Milking the organic label

Are organic cows happy cows?

By
October 11, 2007

Getting your organic milk from Safeway? How about Target, Costco, or Wild Oats? If it’s private-label milk, you’d better start thinking of it as “organic,” not organic.

Several weeks ago, the USDA ordered Aurora Organic Dairy to stop labeling some of its dairy products as organic and to remove several cows from the herd the company had been calling organic. But the Environmental News Network later reported that perhaps the USDA and Aurora got a bit too cozy even after this recommendation. In late August, after the USDA found that Aurora had “willfully violated 14 provisions of the Organic Food Production Act,” the company — owner of five large corporate dairy farms in Texas and Colorado and a processing plant in Colorado — kept its organic certification and received a penalty of one year of supervision.

That’s not cutting it for Wisconsin’s Cornucopia Institute, a “progressive farm policy group” promoting family farm ownership. Cornucopia runs the Organic Integrity Project and stays on top of such ongoing organic issues as Wal-Mart’s recent attempts to sell cheaply priced organic foods.

An depiction of cows from Aurora Organic Dairy’s webpage.

Why all the fuss? Isn’t it good to have more organic milk (and other organic foods) in the world — and to have it available to an ever-increasing range of customers? (This is one of the discussions in Michael Pollan’s The Omnivore’s Dilemma — a discussion that famously resulted in a very public argument between Pollan and John Mackey, the founder of Whole Foods.)

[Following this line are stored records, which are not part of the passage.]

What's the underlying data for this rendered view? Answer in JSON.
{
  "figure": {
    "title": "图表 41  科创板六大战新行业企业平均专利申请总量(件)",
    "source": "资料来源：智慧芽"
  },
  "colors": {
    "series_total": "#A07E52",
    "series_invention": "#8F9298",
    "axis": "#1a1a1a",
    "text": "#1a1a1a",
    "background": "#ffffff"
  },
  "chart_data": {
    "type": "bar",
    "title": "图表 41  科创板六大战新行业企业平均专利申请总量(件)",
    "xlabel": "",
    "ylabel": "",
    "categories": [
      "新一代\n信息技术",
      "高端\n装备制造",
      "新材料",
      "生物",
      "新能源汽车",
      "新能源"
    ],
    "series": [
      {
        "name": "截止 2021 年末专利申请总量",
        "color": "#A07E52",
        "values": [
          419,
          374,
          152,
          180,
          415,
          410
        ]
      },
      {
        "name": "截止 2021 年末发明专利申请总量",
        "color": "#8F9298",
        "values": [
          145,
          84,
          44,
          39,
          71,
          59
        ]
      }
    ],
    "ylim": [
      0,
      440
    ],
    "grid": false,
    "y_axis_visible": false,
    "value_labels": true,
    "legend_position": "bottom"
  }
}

For one, big corporate “organic” dairies aren’t providing the same kind of access to fresh green grass that organic farms are required to give to their dairy cows, according to the Natural Food Network (the article also notes that Aurora is threatening to sue the Organic Consumers Association and the Cornucopia Institute). For another, the products from these megafarms end up squeezing out products from smaller organic dairies that do hew to the national organic standards.

The OCA has been asking co-ops and natural food stores to boycott Horizon Organics since April 2006, and now it’s asking for a boycott of Aurora products, too. That includes Safeway’s “O” brand, Costco’s “Kirkland Signature,” Wild Oats’ organic milk, and Giant’s “Nature’s Promise.”

Will this convince the USDA and factory farms to take better care of their cows? The boycotts do raise awareness among consumers, but do they hurt companies enough to convince them to spend money on improving cows’ conditions — and raising the prices of their organic milk?

A potential solution — sadly not available nationwide — is to buy organic milk directly from a local organic dairy, one that provides milk and cream in thick glass bottles. (Here in western Oregon, Noris Dairy provides home delivery of such products.) Perhaps someday we’ll all return to the milk deliveries our grandparents knew, with organic farmers providing a patchwork of deliveries across cities and towns.